Now, permissions. We're going to use an IAM role, identity access management role. I have defined one already, called S3 batch role. Now, defining IAM roles is out with the scope of this particular video. But if we go to click on View, you'll see that this is basically just a simple role. I've called it s3BatchRole. I've given it full access to S3. So, we just click on Next. Now, we come to the review page. It tells us the region and manifests. We're doing this in EU (London). The path to the manifest, now, remember, the manifest is your inventory of files. The operation we want to carry out, it's going to be a PUT operation. So, we're going to copy files to mytechsnipbucket.
You'll then see, the additional options, we requested our report after it. And the role we're going to use is s3BatchRole. So, we just click on Create job. And there we have the job there. So, we can go and we can view the details of the job. This gives us, this time, the status. So, you can see a 0% complete, total succeeded, zero. What we want to do now is Confirm and run. See our job details now come up, and we click Run job.

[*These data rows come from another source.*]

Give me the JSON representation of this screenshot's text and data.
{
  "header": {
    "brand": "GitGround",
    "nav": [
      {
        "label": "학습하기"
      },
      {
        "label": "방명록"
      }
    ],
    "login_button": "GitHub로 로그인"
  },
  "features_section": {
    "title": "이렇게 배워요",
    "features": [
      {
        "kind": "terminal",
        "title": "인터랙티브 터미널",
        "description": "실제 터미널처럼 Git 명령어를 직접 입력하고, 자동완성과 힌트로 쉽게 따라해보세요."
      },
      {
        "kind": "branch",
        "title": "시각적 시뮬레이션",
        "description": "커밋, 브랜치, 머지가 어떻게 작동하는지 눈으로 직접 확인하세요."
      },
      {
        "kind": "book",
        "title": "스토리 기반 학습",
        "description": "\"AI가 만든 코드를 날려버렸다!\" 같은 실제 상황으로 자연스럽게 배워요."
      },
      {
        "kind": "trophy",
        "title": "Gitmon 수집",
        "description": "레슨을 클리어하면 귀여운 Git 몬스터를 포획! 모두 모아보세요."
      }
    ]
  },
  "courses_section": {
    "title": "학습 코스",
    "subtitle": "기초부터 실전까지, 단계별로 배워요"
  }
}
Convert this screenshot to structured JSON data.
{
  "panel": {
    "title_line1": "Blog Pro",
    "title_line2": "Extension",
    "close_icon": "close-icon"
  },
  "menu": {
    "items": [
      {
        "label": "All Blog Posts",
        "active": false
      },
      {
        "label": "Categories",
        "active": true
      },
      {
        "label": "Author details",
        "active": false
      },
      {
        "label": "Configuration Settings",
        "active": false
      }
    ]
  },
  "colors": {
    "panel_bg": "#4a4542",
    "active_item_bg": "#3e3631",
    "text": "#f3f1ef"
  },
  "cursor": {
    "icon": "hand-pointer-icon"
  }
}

So, we go back to batch operations, and we just refresh. This should run just shortly. There, you'll see it's now complete, and it's been a total of five objects moved. This is 100% complete. The completion report is in our inventory bucket.
So, let's go back to our buckets, and let's have a look in the destination bucket. And there you'll see our five files have been moved.
So, if we go into our inventory bucket, you'll now see the job report. And now, we've downloaded that report. Now, you'll see that it's told us the file name, the bucket and its status, which is successful.